Tuesday, August 17, 2010

Reinstatement of Korean Citizenship for Adoptees Born in Korea

A Korean adoptee organization, GOA’L (Global Overseas Adoptees Link), hosted a seminar on July 31 to introduce adoptees interested in acquiring dual citizenship to the details of the process.

They weighed both advantages and disadvantages of reinstating their lost Korean citizenship, which will be possible beginning Jan. 1, next year.

Participants at a conference on dual citizenship

On April 22, the National Assembly passed a revision to the Nationality Law that allows dual citizenship in a bid to buoy Korea’s declining population and retain talented citizens who are being lost due to a brain drain.

The inclusion of adoptees in the revised Nationality Law is thanks in large part to GOA’L’s Dual Citizenship Campaign, which began lobbying as early as fall of 2007 to grant adoptees the right to dual citizenship. Cha Kyu-geun from the Ministry of Justice, Kim Jung-hwan, a National Assembly member who also sits on the GOA’L Board of Directors, and Dr. Lee Chul-woo, a professor at Yonsei University, were also instrumental to the process, working together with GOA’L to be included in the revisions.

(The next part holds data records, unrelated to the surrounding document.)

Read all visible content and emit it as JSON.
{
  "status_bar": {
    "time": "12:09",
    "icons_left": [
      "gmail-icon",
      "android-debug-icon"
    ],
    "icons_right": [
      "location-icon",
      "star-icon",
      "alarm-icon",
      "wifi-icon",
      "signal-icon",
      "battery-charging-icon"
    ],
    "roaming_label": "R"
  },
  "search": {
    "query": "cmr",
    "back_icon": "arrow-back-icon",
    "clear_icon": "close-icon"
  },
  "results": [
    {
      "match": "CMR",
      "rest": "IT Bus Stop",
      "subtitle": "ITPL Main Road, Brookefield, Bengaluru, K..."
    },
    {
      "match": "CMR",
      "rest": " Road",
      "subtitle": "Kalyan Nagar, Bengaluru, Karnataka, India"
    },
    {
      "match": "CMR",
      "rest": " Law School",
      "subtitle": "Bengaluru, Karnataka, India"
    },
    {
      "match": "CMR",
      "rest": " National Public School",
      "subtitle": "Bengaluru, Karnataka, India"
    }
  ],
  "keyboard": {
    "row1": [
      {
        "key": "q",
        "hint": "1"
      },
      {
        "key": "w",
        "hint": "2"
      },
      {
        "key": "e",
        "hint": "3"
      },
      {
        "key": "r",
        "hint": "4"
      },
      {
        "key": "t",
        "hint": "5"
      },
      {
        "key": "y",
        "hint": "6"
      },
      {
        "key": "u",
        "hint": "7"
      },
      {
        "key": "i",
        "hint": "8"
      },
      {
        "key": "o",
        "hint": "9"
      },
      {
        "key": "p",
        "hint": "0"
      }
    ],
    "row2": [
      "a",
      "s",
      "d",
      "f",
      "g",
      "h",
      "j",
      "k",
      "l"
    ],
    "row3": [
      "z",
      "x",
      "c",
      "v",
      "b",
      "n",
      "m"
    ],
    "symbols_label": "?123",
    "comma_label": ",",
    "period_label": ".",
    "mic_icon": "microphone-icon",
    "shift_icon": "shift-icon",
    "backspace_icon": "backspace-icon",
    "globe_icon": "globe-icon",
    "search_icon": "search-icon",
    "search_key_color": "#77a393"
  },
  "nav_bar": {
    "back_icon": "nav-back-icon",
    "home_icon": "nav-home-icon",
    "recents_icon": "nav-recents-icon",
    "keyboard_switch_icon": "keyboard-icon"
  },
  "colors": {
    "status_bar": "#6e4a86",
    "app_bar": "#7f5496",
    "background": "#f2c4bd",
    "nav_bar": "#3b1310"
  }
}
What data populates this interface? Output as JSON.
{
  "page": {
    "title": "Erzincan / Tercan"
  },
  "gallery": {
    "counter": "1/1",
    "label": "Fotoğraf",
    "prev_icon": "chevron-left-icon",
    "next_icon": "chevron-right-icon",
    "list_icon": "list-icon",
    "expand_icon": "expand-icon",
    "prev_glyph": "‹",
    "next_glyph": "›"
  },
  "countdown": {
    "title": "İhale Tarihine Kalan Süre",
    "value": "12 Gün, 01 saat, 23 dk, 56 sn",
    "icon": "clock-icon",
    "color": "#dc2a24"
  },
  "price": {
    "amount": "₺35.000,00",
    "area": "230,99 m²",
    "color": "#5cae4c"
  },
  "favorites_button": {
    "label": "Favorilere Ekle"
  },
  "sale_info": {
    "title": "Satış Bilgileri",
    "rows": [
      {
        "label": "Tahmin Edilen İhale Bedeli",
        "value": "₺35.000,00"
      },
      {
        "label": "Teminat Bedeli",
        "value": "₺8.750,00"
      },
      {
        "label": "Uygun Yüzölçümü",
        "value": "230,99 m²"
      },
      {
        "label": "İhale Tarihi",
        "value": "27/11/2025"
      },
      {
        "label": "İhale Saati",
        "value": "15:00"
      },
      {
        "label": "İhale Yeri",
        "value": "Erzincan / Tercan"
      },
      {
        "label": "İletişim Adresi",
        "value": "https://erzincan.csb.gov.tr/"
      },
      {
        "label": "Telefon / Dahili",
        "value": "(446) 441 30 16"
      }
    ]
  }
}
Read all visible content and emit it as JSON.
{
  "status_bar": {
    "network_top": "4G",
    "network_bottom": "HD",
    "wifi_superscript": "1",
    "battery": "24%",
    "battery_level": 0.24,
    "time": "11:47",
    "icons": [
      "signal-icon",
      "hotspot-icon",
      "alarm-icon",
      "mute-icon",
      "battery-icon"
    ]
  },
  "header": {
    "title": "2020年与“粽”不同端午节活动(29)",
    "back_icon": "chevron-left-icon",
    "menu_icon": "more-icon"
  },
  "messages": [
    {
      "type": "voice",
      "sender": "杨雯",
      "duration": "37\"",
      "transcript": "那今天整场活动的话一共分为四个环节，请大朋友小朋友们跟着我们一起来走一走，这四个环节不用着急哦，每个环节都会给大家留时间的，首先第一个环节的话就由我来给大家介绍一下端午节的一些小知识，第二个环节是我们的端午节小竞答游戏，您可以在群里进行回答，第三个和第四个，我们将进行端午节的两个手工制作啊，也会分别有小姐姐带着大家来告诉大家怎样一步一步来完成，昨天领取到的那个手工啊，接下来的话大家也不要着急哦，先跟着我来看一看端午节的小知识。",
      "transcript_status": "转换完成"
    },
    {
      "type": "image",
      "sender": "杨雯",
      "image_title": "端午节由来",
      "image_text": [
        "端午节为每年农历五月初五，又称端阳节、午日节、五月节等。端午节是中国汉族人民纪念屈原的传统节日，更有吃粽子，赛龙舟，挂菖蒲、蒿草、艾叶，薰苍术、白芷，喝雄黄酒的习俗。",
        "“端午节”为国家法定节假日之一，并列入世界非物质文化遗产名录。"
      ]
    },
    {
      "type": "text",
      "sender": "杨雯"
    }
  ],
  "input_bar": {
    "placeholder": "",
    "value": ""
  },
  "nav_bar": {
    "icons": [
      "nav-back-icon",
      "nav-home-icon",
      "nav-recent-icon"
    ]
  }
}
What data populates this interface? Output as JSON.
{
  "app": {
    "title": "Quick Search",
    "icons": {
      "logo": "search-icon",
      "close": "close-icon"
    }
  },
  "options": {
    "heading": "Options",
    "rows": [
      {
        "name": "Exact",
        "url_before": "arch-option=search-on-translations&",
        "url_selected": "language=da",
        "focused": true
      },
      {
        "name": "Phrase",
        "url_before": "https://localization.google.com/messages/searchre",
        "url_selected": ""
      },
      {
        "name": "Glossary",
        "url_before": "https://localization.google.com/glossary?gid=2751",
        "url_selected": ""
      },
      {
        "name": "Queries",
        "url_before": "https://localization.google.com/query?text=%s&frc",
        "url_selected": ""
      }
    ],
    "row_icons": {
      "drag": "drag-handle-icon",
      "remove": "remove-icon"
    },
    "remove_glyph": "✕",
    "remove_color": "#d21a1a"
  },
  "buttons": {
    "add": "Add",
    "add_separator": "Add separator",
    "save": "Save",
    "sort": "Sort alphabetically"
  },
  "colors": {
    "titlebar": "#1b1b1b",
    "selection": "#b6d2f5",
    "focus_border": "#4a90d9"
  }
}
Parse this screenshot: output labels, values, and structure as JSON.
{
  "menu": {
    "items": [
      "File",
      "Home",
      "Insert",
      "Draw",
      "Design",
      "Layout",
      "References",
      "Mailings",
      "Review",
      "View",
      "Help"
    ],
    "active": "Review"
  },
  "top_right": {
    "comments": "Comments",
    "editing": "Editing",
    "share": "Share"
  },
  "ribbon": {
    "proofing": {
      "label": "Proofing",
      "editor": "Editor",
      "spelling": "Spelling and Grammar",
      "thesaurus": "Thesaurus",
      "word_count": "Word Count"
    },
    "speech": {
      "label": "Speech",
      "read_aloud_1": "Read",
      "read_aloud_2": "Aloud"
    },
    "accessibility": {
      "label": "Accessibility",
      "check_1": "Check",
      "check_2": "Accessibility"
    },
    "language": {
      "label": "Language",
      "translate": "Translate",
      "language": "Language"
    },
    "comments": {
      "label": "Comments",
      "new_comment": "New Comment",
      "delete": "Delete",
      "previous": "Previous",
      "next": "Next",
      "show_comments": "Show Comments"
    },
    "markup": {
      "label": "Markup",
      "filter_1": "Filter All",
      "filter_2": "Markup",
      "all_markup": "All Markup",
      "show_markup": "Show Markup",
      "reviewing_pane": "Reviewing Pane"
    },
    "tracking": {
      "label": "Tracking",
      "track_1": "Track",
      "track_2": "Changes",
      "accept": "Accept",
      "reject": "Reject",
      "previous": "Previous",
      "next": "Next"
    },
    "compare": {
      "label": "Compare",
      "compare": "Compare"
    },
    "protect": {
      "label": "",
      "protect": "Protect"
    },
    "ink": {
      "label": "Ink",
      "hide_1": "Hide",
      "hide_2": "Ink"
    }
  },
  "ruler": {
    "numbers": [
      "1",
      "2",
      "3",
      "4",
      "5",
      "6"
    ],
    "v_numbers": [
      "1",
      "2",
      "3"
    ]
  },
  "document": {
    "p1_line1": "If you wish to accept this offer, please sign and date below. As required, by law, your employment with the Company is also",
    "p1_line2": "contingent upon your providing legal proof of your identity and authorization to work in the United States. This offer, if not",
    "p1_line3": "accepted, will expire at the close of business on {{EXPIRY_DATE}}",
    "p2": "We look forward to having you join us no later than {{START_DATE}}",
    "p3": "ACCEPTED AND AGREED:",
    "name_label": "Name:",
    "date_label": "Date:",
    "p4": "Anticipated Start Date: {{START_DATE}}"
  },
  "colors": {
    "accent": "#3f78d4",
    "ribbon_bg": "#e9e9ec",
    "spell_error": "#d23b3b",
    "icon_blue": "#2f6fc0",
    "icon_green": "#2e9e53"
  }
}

Dae-won Wenger, 43, an adoptee from Switzerland and former secretary general of GOA’L, said that one of the main reasons he will register for dual citizenship is to obtain more rights. Specifically, the right to run for public office, which says he is a possibility in the future. Wenger, who has been in Korea for seven years and is fluent in his native French, as well as Korean and English, was a driving force behind the Dual Citizenship Campaign.

“It’s a fundamental step in the improvement of adoptee rights. We didn’t have a choice. Having the right to choose now, I believe it’s a correction of the mistakes of the past. I think it’s an issue of human rights, to strip a person of their nationality without asking.”

He also believes that adoptees’ inclusion in Korea’s Nationality Law revisions will have positive effects on other countries as well. “This step will certainly have a global impact on international adoptees from other countries.”

While Wenger has already decided to claim dual citizenship, most adoptees said they wanted to wait to see how things develop first before applying to reinstate their Korean citizenship, in order to get a clearer idea of what exactly dual citizenship would entail.

Adoptees from Denmark, Luxembourg, and Norway are currently not eligible for dual citizenship due to citizenship laws in their respective countries. 

Among the benefits of dual citizenship is the right to vote, run for public office, and also easier access to credit or financial services in Korea.

Among the disadvantages is the loss of eligibility for scholarships aimed at foreign students, restricted access to foreign schools in Korea for those with families, and restricted access to embassies of their other nationality in Korea. Finally, for a number of cases of male adoptees under the age of 36 who still appear on their birth family’s hojuk, or family registry, some military service may be required. While they will not be forced to serve the normal two year term, they may be required to serve in “civil defense exercises” that Korean males typically continue once a year for seven years even after the completion of their military service.

Historically, dual citizenship hasn’t been possible in Korea either. Technically, children who obtain foreign citizenship before they are 20 carry dual citizenship until the age of 22, when they must then renounce one of their two nationalities. If they do not specifically claim their Korean citizenship before this age, it is automatically forfeited. In other cases, if Korean citizens gain another nationality, either through marriage or merit, their Korean citizenship is simultaneously forfeited.